Autore: Basket IN EVIDENZA Sport

Il simbolico clic di una disfatta, il punto più «basso» per Brindisi in A


Maurizio De Virgiliis, fotoreporter di Agenda Brindisi, è bravo e fortunato! La bravura è tutta nelle immagini che puntualmente proponiamo nell’edizione cartacea e nel sito del giornale … la fortuna è quella dello scatto che ritrae Loren Jackson in palleggio contro Gerald Robinson nel rocambolesco, se non pazzesco, derby del sud con la Givova Scafati. Quel pallone incollato al parquet rappresenta idealmente il punto più basso della storia del basket brindisino in serie A e riduce al canonico lumicino le speranze di salvezza, quando mancano 17 giornate alla conclusione della fase regolare.

Già, diciassette … il numero che nella smorfia napoletana simboleggia «a disgrazzia». E quale peggior sorte poteva toccare all’Happy Casa Brindisi nell’antivigilia di Natale, nella partita che avrebbe dovuto alimentare le speranze di tornare in corsa per la permanenza, potenzialmente anche ai danni della formazione di coach Matteo Boniciolli? A 5 minuti e 13 secondi dalla fine, la squadra di Dragan Sakota era avanti di 21 punti (85-64), a 3 minuti e 12 secondi il vantaggio, ancora cospicuo, era di 16 punti (88-72), a 90 secondi (88-81) lo stesso Jackson ha commesso infrazione di passi nell’azione che poteva dare una certa tranquillità ai biancoazzurri, ma nel basket tutto può cambiare, anche in un solo secondo … pensate in 90 secondi! Ed è cambiato tutto, col professor David Logan (26 punti) salito in cattedra per trasformare una ineluttabile sconfitta in una clamorosa rimonta: sua la tripla del -1 (88-87) a 11 secondi dal termine. E dopo i liberi di Sneed (26 punti anch’egli) per il 90-87, i biancoazzurri hanno pensato «bene» di non commettere fallo, regalando a Rivers, a due secondi dalla sirena, la chance della tripla del pari e dell’over time. Il resto preferiamo non raccontarlo. E come purtroppo sappiamo, è finita 98-103 e con l’undicesima sconfitta dell’Happy Casa.

J.J. Johnson contro David Logan (Foto Maurizio De Virgiliis)

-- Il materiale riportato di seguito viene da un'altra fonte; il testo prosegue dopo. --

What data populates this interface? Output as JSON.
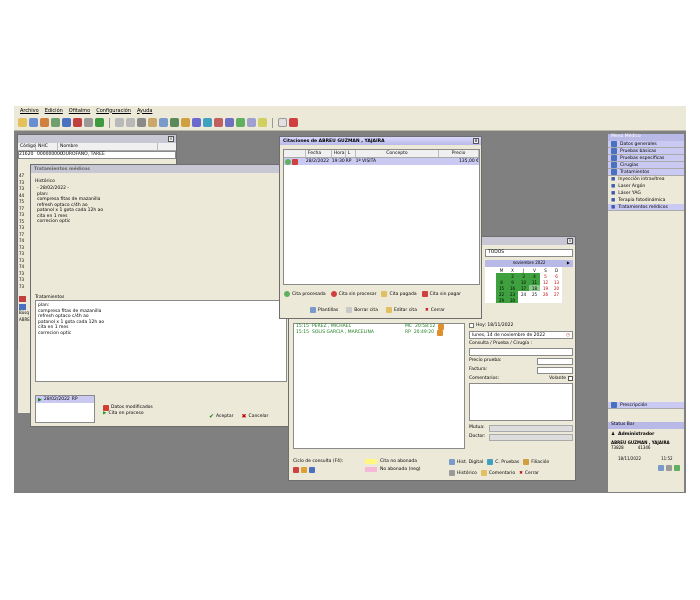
{
  "menu": [
    "Archivo",
    "Edición",
    "Ofitalmo",
    "Configuración",
    "Ayuda"
  ],
  "patient_list": {
    "headers": [
      "Código",
      "NHC",
      "Nombre"
    ],
    "first_row": {
      "code": "21620",
      "nhc": "000000000",
      "name": "- OUROFANO, TAREE"
    },
    "codes": [
      "47",
      "73",
      "73",
      "44",
      "75",
      "77",
      "73",
      "75",
      "73",
      "77",
      "74",
      "73",
      "73",
      "73",
      "74",
      "73",
      "73",
      "73",
      "74",
      "74"
    ],
    "bottom_labels": [
      "Búsq",
      "ABRE"
    ]
  },
  "history_window": {
    "title": "Tratamientos médicos",
    "historico_label": "Histórico",
    "historico_text": [
      "- 28/02/2022 -",
      "plan:",
      "compresa fitas de mazanilla",
      "refresh optaco c/4h ao",
      "patanol x 1 gota cada 12h ao",
      "cita en 1 mes",
      "correcion optic"
    ],
    "tratamientos_label": "Tratamientos",
    "tratamientos_text": [
      "plan:",
      "compresa fitas de mazanilla",
      "refresh optaco c/4h ao",
      "patanol x 1 gota cada 12h ao",
      "cita en 1 mes",
      "correcion optic"
    ],
    "entry": "28/02/2022",
    "entry_tag": "RP",
    "legend_modified": "Datos modificados",
    "legend_process": "Cita en proceso",
    "accept": "Aceptar",
    "cancel": "Cancelar"
  },
  "citas_window": {
    "title": "Citaciones de ABREU GUZMAN , YAJAIRA",
    "headers": [
      "Fecha",
      "Hora",
      "L",
      "Concepto",
      "Precio"
    ],
    "row": {
      "fecha": "28/2/2022",
      "hora": "19:30",
      "l": "RP",
      "concepto": "1ª VISITA",
      "precio": "135,00 €"
    },
    "legend": [
      "Cita procesada",
      "Cita sin procesar",
      "Cita pagada",
      "Cita sin pagar"
    ],
    "buttons": [
      "Plantillas",
      "Borrar cita",
      "Editar cita",
      "Cerrar"
    ]
  },
  "agenda": {
    "filter": "TODOS",
    "month": "noviembre 2022",
    "weekdays": [
      "M",
      "X",
      "J",
      "V",
      "S",
      "D"
    ],
    "weeks": [
      [
        "",
        "2",
        "3",
        "4",
        "5",
        "6"
      ],
      [
        "8",
        "9",
        "10",
        "11",
        "12",
        "13"
      ],
      [
        "15",
        "16",
        "17",
        "18",
        "19",
        "20"
      ],
      [
        "22",
        "23",
        "24",
        "25",
        "26",
        "27"
      ],
      [
        "29",
        "30",
        "",
        "",
        "",
        ""
      ]
    ],
    "rows": [
      {
        "time": "15:15",
        "name": "PEREZ , MICHAEL",
        "tag": "MC",
        "code": "20:58:12"
      },
      {
        "time": "15:15",
        "name": "SOLIS GARCIA , MARCELINA",
        "tag": "RP",
        "code": "20:49:20"
      }
    ],
    "hoy": "Hoy: 18/11/2022",
    "date_full": "lunes, 14 de noviembre de 2022",
    "consulta": "Consulta / Prueba / Cirugía :",
    "precio_prueba": "Precio prueba:",
    "factura": "Factura:",
    "comentarios": "Comentarios:",
    "volante": "Volante",
    "mutua": "Mutua:",
    "doctor": "Doctor:",
    "ciclo": "Ciclo de consulta (F4):",
    "no_abonada": "Cita no abonada",
    "no_abonada_neg": "No abonada (neg)",
    "btn_hist_digital": "Hist. Digital",
    "btn_pruebas": "C. Pruebas",
    "btn_filiacion": "Filiación",
    "btn_historico": "Histórico",
    "btn_comentario": "Comentario",
    "btn_cerrar": "Cerrar"
  },
  "sidebar": {
    "header": "Menú Médico",
    "items": [
      "Datos generales",
      "Pruebas básicas",
      "Pruebas específicas",
      "Cirugías",
      "Tratamientos"
    ],
    "subitems": [
      "Inyección intravítrea",
      "Laser Argón",
      "Láser YAG",
      "Terapia fotodinámica",
      "Tratamientos médicos"
    ],
    "prescripcion": "Prescripción"
  },
  "status": {
    "header": "Status Bar",
    "role": "Administrador",
    "patient": "ABREU GUZMAN , YAJAIRA",
    "code1": "73828",
    "code2": "41346",
    "date": "18/11/2022",
    "time": "11:52"
  }
}
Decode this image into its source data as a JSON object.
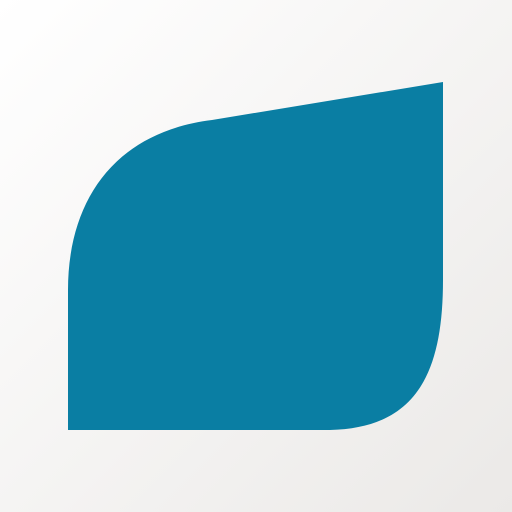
{
  "app_icon": {
    "icon_name": "leaf-icon",
    "colors": {
      "background_light": "#ffffff",
      "background_dark": "#ebe9e7",
      "leaf_fill": "#0a7ea3"
    }
  }
}
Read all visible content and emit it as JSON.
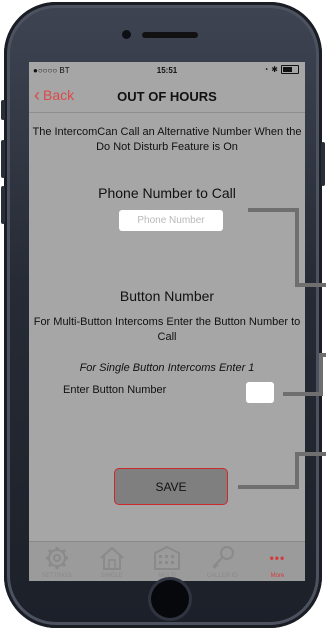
{
  "status_bar": {
    "carrier": "●○○○○ BT",
    "time": "15:51"
  },
  "nav": {
    "back_label": "Back",
    "title": "OUT OF HOURS"
  },
  "intro_text": "The IntercomCan Call an Alternative Number When the Do Not Disturb Feature is On",
  "phone_section": {
    "heading": "Phone Number to Call",
    "placeholder": "Phone Number"
  },
  "button_section": {
    "heading": "Button Number",
    "multi_text": "For Multi-Button Intercoms Enter the Button Number to Call",
    "single_text": "For Single Button Intercoms Enter 1",
    "enter_label": "Enter Button Number"
  },
  "save_label": "SAVE",
  "tabs": [
    {
      "label": "SETTINGS",
      "icon": "gear-icon"
    },
    {
      "label": "SINGLE",
      "icon": "house-icon"
    },
    {
      "label": "MULTI",
      "icon": "building-icon"
    },
    {
      "label": "CALLER ID",
      "icon": "key-icon"
    },
    {
      "label": "More",
      "icon": "more-dots-icon"
    }
  ],
  "colors": {
    "accent": "#d63a3a",
    "screen_bg": "#a6a6a6"
  }
}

Con un incredibile parziale di 34 a 13 in dieci minuti (OT compreso) e soprattutto di 21 a 2 negli ultimi 214 secondi della quarta frazione, Scafati ha sbancato il Pala Pentassuglia. E niente e nessuno avrebbe mai potuto fargli un regalo natalizio migliore.
E adesso? Ci sono 17 partite da onorare, mettendoci faccia, cuore e palle! Ma servirà? Forse solo per salvare la faccia, almeno quella. Qualcuno ci racconta di aver sentito il presidente Nando Marino commentare «Voglio morire», probabilmente in dialetto perché più efficace. In questo momento tutti vorremmo morire dopo la figuraccia di ieri, dopo una mazzata che ricorderemo a lungo. E pensare che eravamo tutti pronti per salutare la terza vittoria stagionale (peraltro meritata prima del black-out) e trascorrere un sereno Natale, con la speranza di un miracolo nelle 17 partite conclusive. I tifosi di sicuro, ma la squadra evidentemente no: la peggiore e scombinata squadra che Brindisi abbia mai avuto. Quanto al piccolo Jackson, possiamo solo dire (ripensando anche al «folle» attacco finale di Sassari) che ci fa tanta tenerezza. E in questa foto, purtroppo per lui, è l’atleta-simbolo di una disfatta o di un suicidio.
Buon Natale a tutti, anche alla New Basket Brindisi che per dodici anni ci ha comunque regalato una meravigliosa ribalta sportiva. Finirà tra 17 partite, col fondato rischio di una lenta e mortificante agonia. Naturalmente ci aspettiamo una reazione, in casa e fuori, almeno per salvare la dignità, se non la serie A.